Saturday, April 07, 2012

Ham - Not Just for Easter (plus my ham and bean soup recipe)

It's Easter weekend, which means many people will be preparing a ham for the big meal.  For a lot of people this will be one of maybe 2 times they'll make a ham this year, but why just once or twice a year?  Hams are a great way to stretch your budget without really making it seem like you're eating on a budget.  At any time of the year you can pick up an unsliced half ham, 6 or 7 lbs for about $14-$16, this time of year you can usually grab one even cheaper (I stay away from the fancy spiral sliced hams for the most part, they're more expensive and I like being able to control how I cut the ham up).
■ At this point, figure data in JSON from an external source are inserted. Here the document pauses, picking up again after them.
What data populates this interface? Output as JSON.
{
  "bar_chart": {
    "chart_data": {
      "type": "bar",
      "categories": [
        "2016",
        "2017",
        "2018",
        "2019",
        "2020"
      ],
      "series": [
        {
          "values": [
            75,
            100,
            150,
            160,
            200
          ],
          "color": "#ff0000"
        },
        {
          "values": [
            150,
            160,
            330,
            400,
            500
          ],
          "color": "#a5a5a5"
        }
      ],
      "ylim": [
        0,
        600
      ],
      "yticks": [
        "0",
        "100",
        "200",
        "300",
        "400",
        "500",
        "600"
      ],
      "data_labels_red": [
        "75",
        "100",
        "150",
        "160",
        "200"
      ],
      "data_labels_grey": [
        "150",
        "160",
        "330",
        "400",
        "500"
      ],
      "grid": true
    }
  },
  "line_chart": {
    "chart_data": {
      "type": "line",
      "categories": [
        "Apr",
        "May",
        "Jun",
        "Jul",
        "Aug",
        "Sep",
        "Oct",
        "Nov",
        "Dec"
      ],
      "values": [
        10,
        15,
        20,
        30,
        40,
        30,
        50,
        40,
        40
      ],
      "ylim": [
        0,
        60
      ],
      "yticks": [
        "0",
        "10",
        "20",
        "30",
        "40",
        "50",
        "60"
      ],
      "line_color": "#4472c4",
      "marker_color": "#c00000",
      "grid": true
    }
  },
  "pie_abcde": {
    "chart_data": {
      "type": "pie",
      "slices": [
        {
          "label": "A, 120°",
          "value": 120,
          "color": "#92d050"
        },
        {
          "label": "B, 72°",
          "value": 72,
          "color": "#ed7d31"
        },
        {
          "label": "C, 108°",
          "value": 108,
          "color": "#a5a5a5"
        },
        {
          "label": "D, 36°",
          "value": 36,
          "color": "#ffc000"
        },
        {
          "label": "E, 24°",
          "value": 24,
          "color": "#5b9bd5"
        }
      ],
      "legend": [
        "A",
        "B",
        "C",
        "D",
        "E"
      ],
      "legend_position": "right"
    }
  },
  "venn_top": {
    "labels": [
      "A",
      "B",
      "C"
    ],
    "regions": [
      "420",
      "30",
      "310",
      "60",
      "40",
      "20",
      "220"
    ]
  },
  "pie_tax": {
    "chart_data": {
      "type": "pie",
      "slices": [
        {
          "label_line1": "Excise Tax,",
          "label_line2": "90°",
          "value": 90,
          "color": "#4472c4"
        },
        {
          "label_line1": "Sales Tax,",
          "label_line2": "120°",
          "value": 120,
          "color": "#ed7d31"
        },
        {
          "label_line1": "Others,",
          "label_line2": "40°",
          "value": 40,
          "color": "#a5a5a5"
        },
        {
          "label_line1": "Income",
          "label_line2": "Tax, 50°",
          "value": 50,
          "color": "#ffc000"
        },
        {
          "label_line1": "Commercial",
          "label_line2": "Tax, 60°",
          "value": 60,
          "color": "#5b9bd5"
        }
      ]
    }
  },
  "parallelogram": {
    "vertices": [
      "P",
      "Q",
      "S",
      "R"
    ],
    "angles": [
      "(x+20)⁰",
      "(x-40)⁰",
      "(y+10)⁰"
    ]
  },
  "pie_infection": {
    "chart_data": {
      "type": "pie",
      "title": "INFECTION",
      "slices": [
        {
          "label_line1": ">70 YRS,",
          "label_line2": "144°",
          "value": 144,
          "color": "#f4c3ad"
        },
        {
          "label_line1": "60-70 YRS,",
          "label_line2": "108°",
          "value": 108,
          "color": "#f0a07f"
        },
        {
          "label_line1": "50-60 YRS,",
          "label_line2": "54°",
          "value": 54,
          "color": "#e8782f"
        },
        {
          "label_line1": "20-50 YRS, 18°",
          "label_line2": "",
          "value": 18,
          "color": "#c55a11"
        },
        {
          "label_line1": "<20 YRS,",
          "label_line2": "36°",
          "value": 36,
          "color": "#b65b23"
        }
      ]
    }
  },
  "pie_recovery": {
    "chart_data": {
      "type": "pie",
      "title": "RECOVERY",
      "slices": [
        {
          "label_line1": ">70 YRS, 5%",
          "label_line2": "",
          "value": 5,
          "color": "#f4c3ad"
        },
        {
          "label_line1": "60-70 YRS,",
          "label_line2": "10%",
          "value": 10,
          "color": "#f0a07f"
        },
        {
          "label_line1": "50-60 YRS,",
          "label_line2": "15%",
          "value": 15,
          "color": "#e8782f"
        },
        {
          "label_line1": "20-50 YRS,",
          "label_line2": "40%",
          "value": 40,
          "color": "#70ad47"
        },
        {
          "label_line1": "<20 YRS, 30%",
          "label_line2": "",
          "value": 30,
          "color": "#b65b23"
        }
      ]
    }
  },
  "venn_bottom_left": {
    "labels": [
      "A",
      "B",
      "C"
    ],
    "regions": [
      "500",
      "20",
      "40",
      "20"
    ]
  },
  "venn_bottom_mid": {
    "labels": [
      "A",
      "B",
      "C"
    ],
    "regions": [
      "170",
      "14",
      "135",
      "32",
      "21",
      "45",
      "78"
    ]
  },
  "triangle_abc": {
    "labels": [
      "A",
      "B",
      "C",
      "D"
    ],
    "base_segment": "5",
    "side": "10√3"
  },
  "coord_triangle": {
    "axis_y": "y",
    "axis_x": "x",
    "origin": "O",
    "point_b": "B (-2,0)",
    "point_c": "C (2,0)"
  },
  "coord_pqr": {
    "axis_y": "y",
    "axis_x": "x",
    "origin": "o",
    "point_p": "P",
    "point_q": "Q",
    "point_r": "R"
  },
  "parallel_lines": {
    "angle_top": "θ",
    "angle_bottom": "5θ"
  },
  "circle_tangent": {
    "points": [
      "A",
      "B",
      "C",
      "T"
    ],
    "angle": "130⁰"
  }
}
You're probably wondering what my point is.  Well, for that $16 plus a few more... I can stretch it out for 5 meals, and no... they don't have to be all in a row.  I start on a Saturday with the baked ham (simple stuff... put it face down in a baking dish with a little water - or beer, beer works great! - cover it with foil and just let it bake at about 250º for a few hours until warmed through.  No need for fancy glazes or preps, it tastes great just like this).  After dinner I'll cut the ham up into more manageable pieces, store part in the fridge and some in the freezer, the bone gets wrapped in plastic wrap and a freezer bag and goes into the fridge or freezer for soup.  Now you have some ham in the fridge for sandwiches, or a casserole... there's another meal or two.  You can take the bone, place it in a large pot of water with some onions, garlic and bay leaf... simmer it down for a few hours and you have a great ham stock for soup.. which will get you another 2 meals (I often freeze the stock in a freezer bag to make the soup later).  If you separate some of the fattier end pieces that are too gristly to eat on their own and throw those in the freezer, you'll have it on hand to flavor a pot of beans or maybe some greens if you're southern at heart.  So... here's the breakdown of the last time I bought a ham:

Day 1: Baked ham with sides ( roasted potatoes and butter peas)
Day 2: leftovers from day 1
Day 3: Grilled Ham and Cheese Sandwiches and Tomato Soup
Days 4 and 5: Ham and Bean Soup

Cost for 25 servings (5 meals for a family of 5, not including the pieces of ham saved for seasoning):
Ham - $14.00
Potatoes - $2.00
Butter Peas -  $2.29
Bread for 5 sandwiches: $1.00
Cheese for 5 sandwiches: $1.00 (this will vary depending on your choice of cheese)
2 onions for soup (1 for stock, 1 for the finished soup): $0.50
garlic, bayleaf and seasonings for soup - I don't count these as I consider them on hand pantry items
15 bean soup mix - $2.79
10 oz can mild Rotel - $1.00
cream sherry - a whole bottle costs about $5, but you need very little and it's optional, so we'll call this about $1.00

Cost per serving:  $1.02

Shan's Ham and Bean Soup

1 package 15 bean soup mix with ham flavoring
8 cups ham stock (if you don't have 8 cups you can supplement with water or chicken stock, you need enough to cover the beans by about an inch)
1 onion, chopped
1 Tbs minced garlic, or to taste
1 can mild rotel (you can use the regular or hot too if you prefer)
onion salt, cajun seasoning, salt and pepper to taste
1 1/2 tsp brown sugar
about 1/4 cup of cream sherry (I don't really measure this, it's to taste)
1 1/2 cups chopped ham

Wash and soak beans according to package directions.

Place soaked beans, onions, garlic, rotel, ham stock, sugar and seasonings in a large pot.  Bring to a boil, reduce heat and simmer until beans are tender, usually about an hour and a half.  Add in cream sherry and allow to simmer another 20 minutes.  Add ham and heat through.  Adjust seasoning to taste.